A operação militar israelense para deter as embarcações, executada em águas internacionais, terminou num banho de sangue. Nove ativistas turcos foram mortos e 30 pessoas resultaram feridas.

Após o ataque, as relações entre Turquia e Israel entraram em crise. O governo em Ancara expulsou o embaixador israelense, congelou as relações diplomáticas e suspendeu as colaborações militares. Tanto os esforços liderados pela ONU para investigar o incidente como as tentativas diplomáticas para se chegar a um acordo entre os dois países falharam.

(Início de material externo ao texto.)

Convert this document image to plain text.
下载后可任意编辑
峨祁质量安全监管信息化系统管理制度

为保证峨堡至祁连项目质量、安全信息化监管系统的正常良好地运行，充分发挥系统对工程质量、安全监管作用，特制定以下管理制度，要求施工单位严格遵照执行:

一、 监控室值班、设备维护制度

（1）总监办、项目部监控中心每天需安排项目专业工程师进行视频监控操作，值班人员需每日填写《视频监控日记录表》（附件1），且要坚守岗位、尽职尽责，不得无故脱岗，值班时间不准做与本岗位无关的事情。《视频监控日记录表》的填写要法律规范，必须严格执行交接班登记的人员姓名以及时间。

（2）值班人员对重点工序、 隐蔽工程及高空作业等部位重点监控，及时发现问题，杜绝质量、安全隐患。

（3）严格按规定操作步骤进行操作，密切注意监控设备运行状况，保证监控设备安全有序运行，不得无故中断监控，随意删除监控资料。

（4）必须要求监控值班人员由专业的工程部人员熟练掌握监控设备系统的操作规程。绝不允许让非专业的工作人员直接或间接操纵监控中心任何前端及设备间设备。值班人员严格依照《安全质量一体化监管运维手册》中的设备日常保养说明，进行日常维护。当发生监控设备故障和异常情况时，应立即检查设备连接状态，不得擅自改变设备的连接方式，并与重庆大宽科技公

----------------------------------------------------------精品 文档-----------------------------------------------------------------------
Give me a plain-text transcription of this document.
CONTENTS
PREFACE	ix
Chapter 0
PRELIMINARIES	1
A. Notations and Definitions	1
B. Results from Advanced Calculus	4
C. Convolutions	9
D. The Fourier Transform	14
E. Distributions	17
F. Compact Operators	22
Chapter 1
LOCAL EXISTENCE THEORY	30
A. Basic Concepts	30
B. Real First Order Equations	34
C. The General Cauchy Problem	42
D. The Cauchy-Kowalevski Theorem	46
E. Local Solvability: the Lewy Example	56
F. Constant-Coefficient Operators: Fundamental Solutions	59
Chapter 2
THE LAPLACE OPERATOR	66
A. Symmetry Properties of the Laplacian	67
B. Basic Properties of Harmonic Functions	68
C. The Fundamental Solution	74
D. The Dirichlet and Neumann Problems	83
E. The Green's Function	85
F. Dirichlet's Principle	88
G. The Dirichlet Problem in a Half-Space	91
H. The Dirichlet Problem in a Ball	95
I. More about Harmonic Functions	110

O governo islâmico conservador da Turquia exigiu um pedido formal de desculpas e indenizações para as famílias das vítimas, assim como a adoção de medidas para acabar com o bloqueio a Gaza. "Se Israel quiser normalizar as relações com seu maior amigo no mundo islâmico, tem que atender a todas essas três condições", disse quarta-feira, em Berlim, Egemen Bagis, ministro turco para a União Europeia e assessor próximo do primeiro-ministro Recep Tayyip Erdogan. "Não estamos felizes com o desgaste das relações com Israel. Mas somos muito sensíveis a respeito dessa questão", complementou.

Velhos parceiros, novos rivais

A deterioração das relações entre a Turquia e Israel tem sido uma preocupação crescente para a administração dos EUA e para os governos europeus.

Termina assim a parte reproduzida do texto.